This is v3 of my attempt to add batch support to gpiolib. Thanks to David
Brownell, Eric Miao, Robin, Ben, Jamie and others for prior feedback. Here
are my notes to summarize some of the lengthy previous discussion (long):

*- naming choice
I had previously suggested set_value_bus, set_values, set_multiple, and
these weren't well liked. Rightfully so, as they weren't quite right. After
some thought, I've picked gpio_set/get_batch and stuck with it because I
think this reflects accurately what my code is doing. I checked google
define:batch

1: batch together; assemble or process as a batch
2: In Unix-like computer operating systems, the at command is used to schedule
commands to be executed once, at a particular time in the future.
3: A collection of products or data which is treated as one entity with
respect to certain operations eg processing and production.
4: A group of records or documents considered as a single unit for the
purpose of data processing.

*- API choice of using startpin, bitmask and length
Okay, this one is harder for me to defend since it is more subjective. I
read through Robin and David's remarks carefully. The points are valid about
creating a more generic API that is not limited to 32-bits of GPIO being
set/get at a time. I agree that that type of an API is more elegant and more
capable. But we have to look at the use cases. We need to ask ourselves, is
there a use case out there where a driver is trying to set more than 32-bits
of GPIO at a time AND needs such a set to be very fast. My opinion is that
such a case doesn't currently exist. Also, I'd like to emphasize that nothing
prevents such an API from being added in future if by some luck, we encounter
the need for it.

I think I should also clarify that this start/mask/width API doesn't
require that the 32-bits all be in the same register. The code is designed
to handle crossing multiple register boundaries and in fact, the only
current use case, a 16-bit bus in am300epd.c sits between 2 32-bit register
boundaries, so this code is tested to support crossing reg boundaries.

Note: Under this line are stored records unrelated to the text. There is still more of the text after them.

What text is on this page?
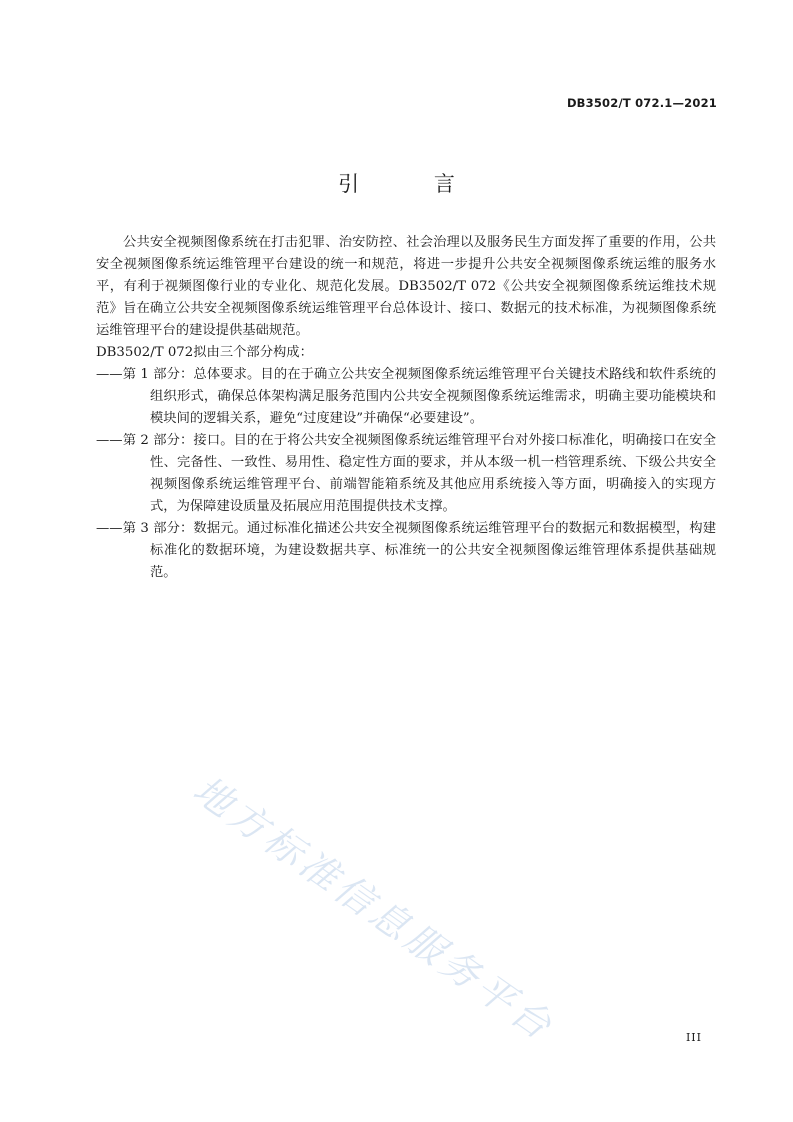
DB3502/T 072.1—2021
引 言

公共安全视频图像系统在打击犯罪、治安防控、社会治理以及服务民生方面发挥了重要的作用，公共安全视频图像系统运维管理平台建设的统一和规范，将进一步提升公共安全视频图像系统运维的服务水平，有利于视频图像行业的专业化、规范化发展。DB3502/T 072《公共安全视频图像系统运维技术规范》旨在确立公共安全视频图像系统运维管理平台总体设计、接口、数据元的技术标准，为视频图像系统运维管理平台的建设提供基础规范。

DB3502/T 072拟由三个部分构成：

——第 1 部分：总体要求。目的在于确立公共安全视频图像系统运维管理平台关键技术路线和软件系统的组织形式，确保总体架构满足服务范围内公共安全视频图像系统运维需求，明确主要功能模块和模块间的逻辑关系，避免“过度建设”并确保“必要建设”。

——第 2 部分：接口。目的在于将公共安全视频图像系统运维管理平台对外接口标准化，明确接口在安全性、完备性、一致性、易用性、稳定性方面的要求，并从本级一机一档管理系统、下级公共安全视频图像系统运维管理平台、前端智能箱系统及其他应用系统接入等方面，明确接入的实现方式，为保障建设质量及拓展应用范围提供技术支撑。

——第 3 部分：数据元。通过标准化描述公共安全视频图像系统运维管理平台的数据元和数据模型，构建标准化的数据环境，为建设数据共享、标准统一的公共安全视频图像运维管理体系提供基础规范。

地方标准信息服务平台	III
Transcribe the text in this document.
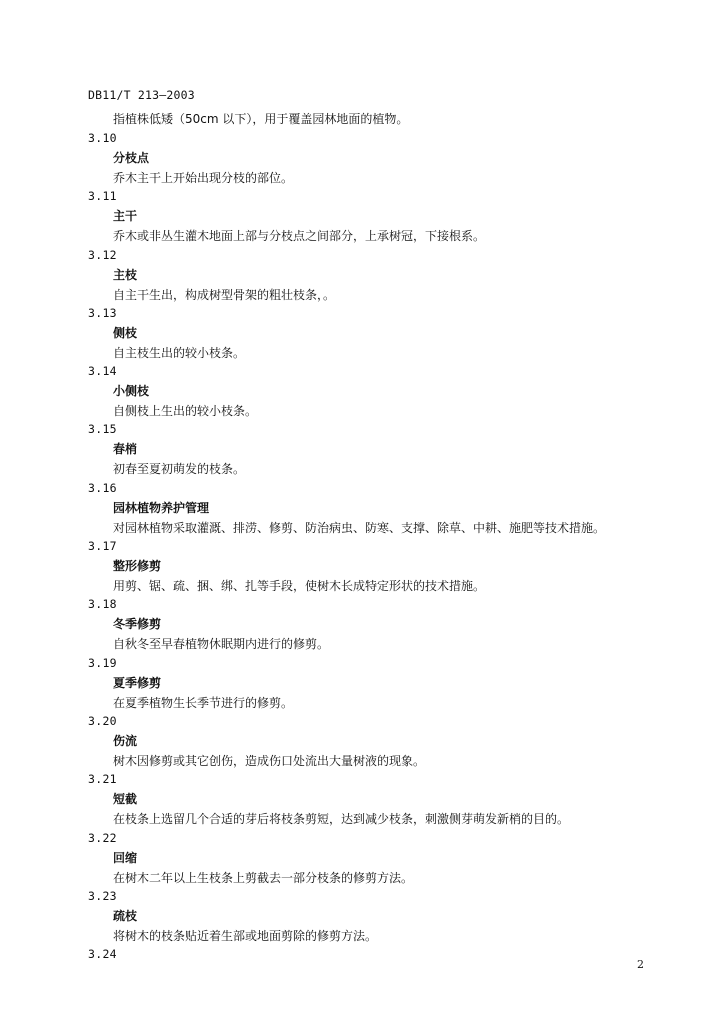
DB11/T 213—2003
指植株低矮（50cm 以下），用于覆盖园林地面的植物。
3.10
分枝点
乔木主干上开始出现分枝的部位。
3.11
主干
乔木或非丛生灌木地面上部与分枝点之间部分，上承树冠，下接根系。
3.12
主枝
自主干生出，构成树型骨架的粗壮枝条，。
3.13
侧枝
自主枝生出的较小枝条。
3.14
小侧枝
自侧枝上生出的较小枝条。
3.15
春梢
初春至夏初萌发的枝条。
3.16
园林植物养护管理
对园林植物采取灌溉、排涝、修剪、防治病虫、防寒、支撑、除草、中耕、施肥等技术措施。
3.17
整形修剪
用剪、锯、疏、捆、绑、扎等手段，使树木长成特定形状的技术措施。
3.18
冬季修剪
自秋冬至早春植物休眠期内进行的修剪。
3.19
夏季修剪
在夏季植物生长季节进行的修剪。
3.20
伤流
树木因修剪或其它创伤，造成伤口处流出大量树液的现象。
3.21
短截
在枝条上选留几个合适的芽后将枝条剪短，达到减少枝条，刺激侧芽萌发新梢的目的。
3.22
回缩
在树木二年以上生枝条上剪截去一部分枝条的修剪方法。
3.23
疏枝
将树木的枝条贴近着生部或地面剪除的修剪方法。
3.24
2
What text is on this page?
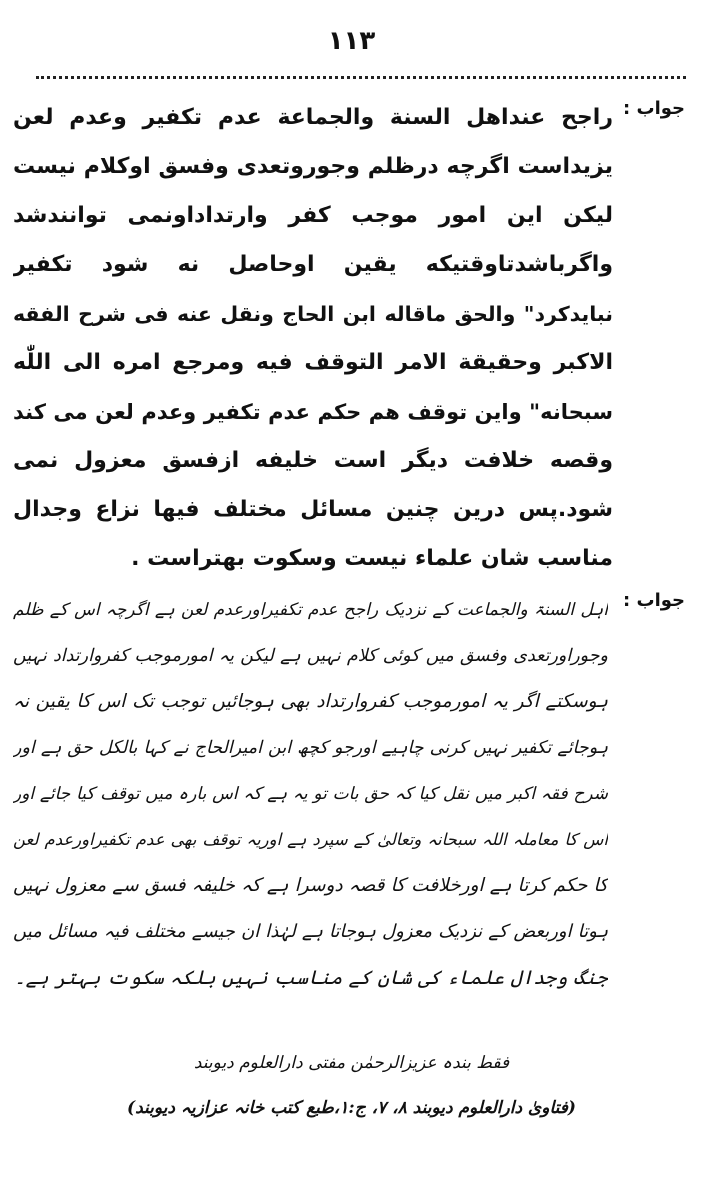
١١٣
جواب :
راجح عنداهل السنة والجماعة عدم تکفیر وعدم لعن
یزیداست اگرچه درظلم وجوروتعدی وفسق اوکلام نیست
لیکن این امور موجب کفر وارتداداونمی توانندشد
واگرباشدتاوقتیکه یقین اوحاصل نه شود تکفیر
نبایدکرد" والحق ماقاله ابن الحاج ونقل عنه فی شرح الفقه
الاکبر وحقیقة الامر التوقف فیه ومرجع امره الی اللّٰه
سبحانه" واین توقف هم حکم عدم تکفیر وعدم لعن می کند
وقصه خلافت دیگر است خلیفه ازفسق معزول نمی
شود.پس درین چنین مسائل مختلف فیها نزاع وجدال
مناسب شان علماء نیست وسکوت بهتراست .
جواب :
اہل السنۃ والجماعت کے نزدیک راجح عدم تکفیراورعدم لعن ہے اگرچہ اس کے ظلم
وجوراورتعدی وفسق میں کوئی کلام نہیں ہے لیکن یہ امورموجب کفروارتداد نہیں
ہوسکتے اگر یہ امورموجب کفروارتداد بھی ہوجائیں توجب تک اس کا یقین نہ
ہوجائے تکفیر نہیں کرنی چاہیے اورجو کچھ ابن امیرالحاج نے کہا بالکل حق ہے اور
شرح فقہ اکبر میں نقل کیا کہ حق بات تو یہ ہے کہ اس بارہ میں توقف کیا جائے اور
اس کا معاملہ اللہ سبحانہ وتعالیٰ کے سپرد ہے اوریہ توقف بھی عدم تکفیراورعدم لعن
کا حکم کرتا ہے اورخلافت کا قصہ دوسرا ہے کہ خلیفہ فسق سے معزول نہیں
ہوتا اوربعض کے نزدیک معزول ہوجاتا ہے لہٰذا ان جیسے مختلف فیہ مسائل میں
جنگ وجدال علماء کی شان کے مناسب نہیں بلکہ سکوت بہتر ہے۔
فقط بندہ عزیزالرحمٰن مفتی دارالعلوم دیوبند
(فتاویٰ دارالعلوم دیوبند ۸، ۷، ج:۱،طبع کتب خانہ عزازیہ دیوبند)
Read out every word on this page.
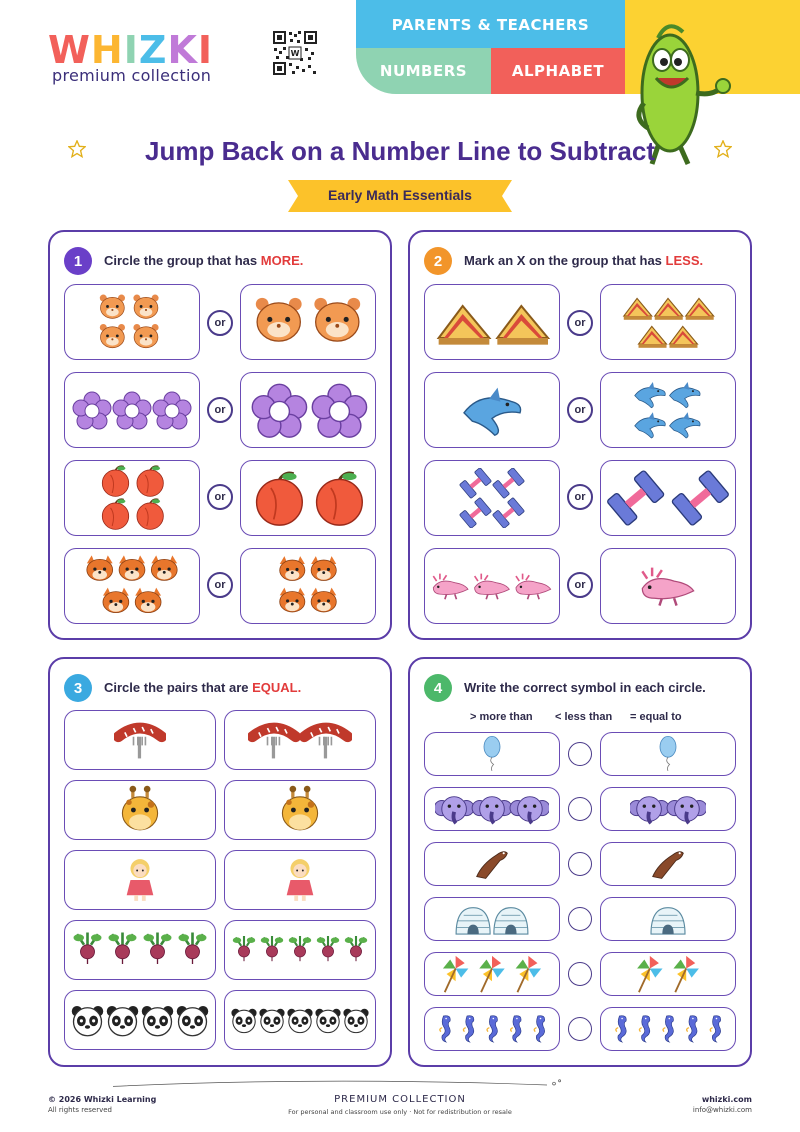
WHIZKI
premium collection
W
PARENTS & TEACHERS
NUMBERS	ALPHABET
Jump Back on a Number Line to Subtract
Early Math Essentials
1	Circle the group that has MORE.
or
or
or
or
2	Mark an X on the group that has LESS.
or
or
or
or
3	Circle the pairs that are EQUAL.	4	Write the correct symbol in each circle.
> more than < less than = equal to
© 2026 Whizki Learning
All rights reserved
PREMIUM COLLECTION
For personal and classroom use only · Not for redistribution or resale
whizki.com
info@whizki.com
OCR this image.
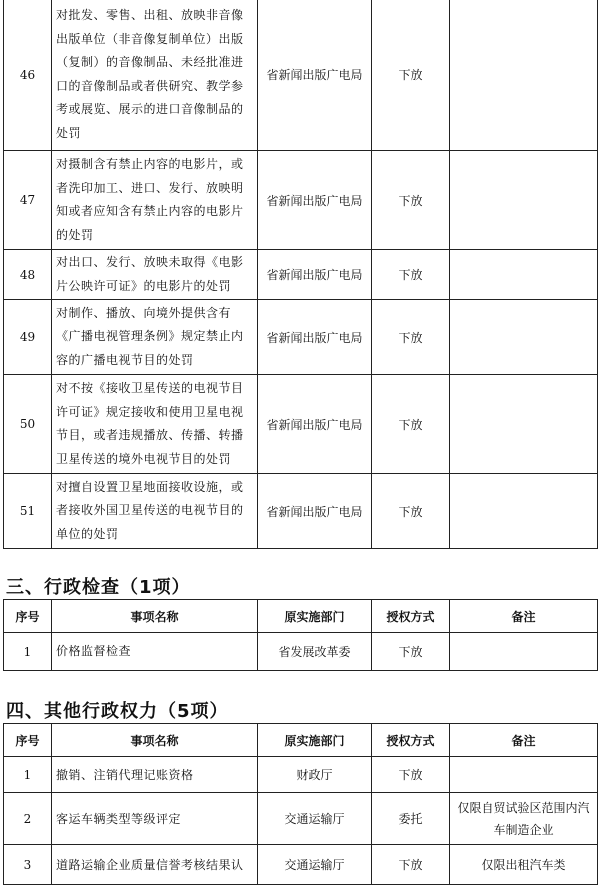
46	对批发、零售、出租、放映非音像出版单位（非音像复制单位）出版（复制）的音像制品、未经批准进口的音像制品或者供研究、教学参考或展览、展示的进口音像制品的处罚	省新闻出版广电局	下放	
47	对摄制含有禁止内容的电影片，或者洗印加工、进口、发行、放映明知或者应知含有禁止内容的电影片的处罚	省新闻出版广电局	下放	
48	对出口、发行、放映未取得《电影片公映许可证》的电影片的处罚	省新闻出版广电局	下放	
49	对制作、播放、向境外提供含有《广播电视管理条例》规定禁止内容的广播电视节目的处罚	省新闻出版广电局	下放	
50	对不按《接收卫星传送的电视节目许可证》规定接收和使用卫星电视节目，或者违规播放、传播、转播卫星传送的境外电视节目的处罚	省新闻出版广电局	下放	
51	对擅自设置卫星地面接收设施，或者接收外国卫星传送的电视节目的单位的处罚	省新闻出版广电局	下放	
三、行政检查（1项）
序号	事项名称	原实施部门	授权方式	备注
1	价格监督检查	省发展改革委	下放	
四、其他行政权力（5项）
序号	事项名称	原实施部门	授权方式	备注
1	撤销、注销代理记账资格	财政厅	下放	
2	客运车辆类型等级评定	交通运输厅	委托	仅限自贸试验区范围内汽车制造企业
3	道路运输企业质量信誉考核结果认	交通运输厅	下放	仅限出租汽车类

There was a question about why have both bitmask AND width when width
could be worked out from bitmask. The reason for having both bitmask and
length is for performance. Let's compare the following two scenarios:

/* flash to black */
for (i=0; i < 800*600; i++)
gpio_set_batch(DB0, 0x00000000, 0x0000FFFF)

Internally, the above implementation has to work out the length of bits
that are being set in bitmask in order to figure out which register
boundaries are being crossed. That means looping through the bitmask
and counting bits. That would need to be repeated for every call of
gpio_set_batch in the above loop and would be a relatively high expense.

/* flash to black */
for (i=0; i < 800*600; i++)
gpio_set_batch(DB0, 0x00000000, 0x0000FFFF, 16)

In the 2nd case, the implementation is able to skip all the bit counting.
This usage method is also the intuitive way for drivers that are trying
to push data across a gpio bus since they explicitly know the bus length.

*- returning an error
I thought this was an excellent idea. But then while writing the code, I
realized the error paths in this startpin/mask/width usage scenario would
be due to API usage errors rather than return errors. For example:

if a caller hit the generic case, it would go through:
+ for (i = 0; i < width; i++) {
+ mask = 1 << i;
+ if (bitmask & mask) {
+ value = values & mask;
+ chip->set(chip, offset + i, value);
+ }
+ }

The pre-existing chip->set API returns no error so there isn't one that we
create in order to pass back to the caller.

I've put in:
+ BUG_ON(offset + width > chip->ngpio);
+ BUG_ON(bitwidth > 32);
to capture API usage errors. I think this was the right thing to do. If not,
please let me know and I can return such conditions as errors and move the
return value to an argument.

Whew, I hope I have addressed everyone's feedback. I appreciate the strong
feedback, it took me a bit by surprise, but it is very useful and I am
grateful for it. Please let me know your thoughts on the appended code.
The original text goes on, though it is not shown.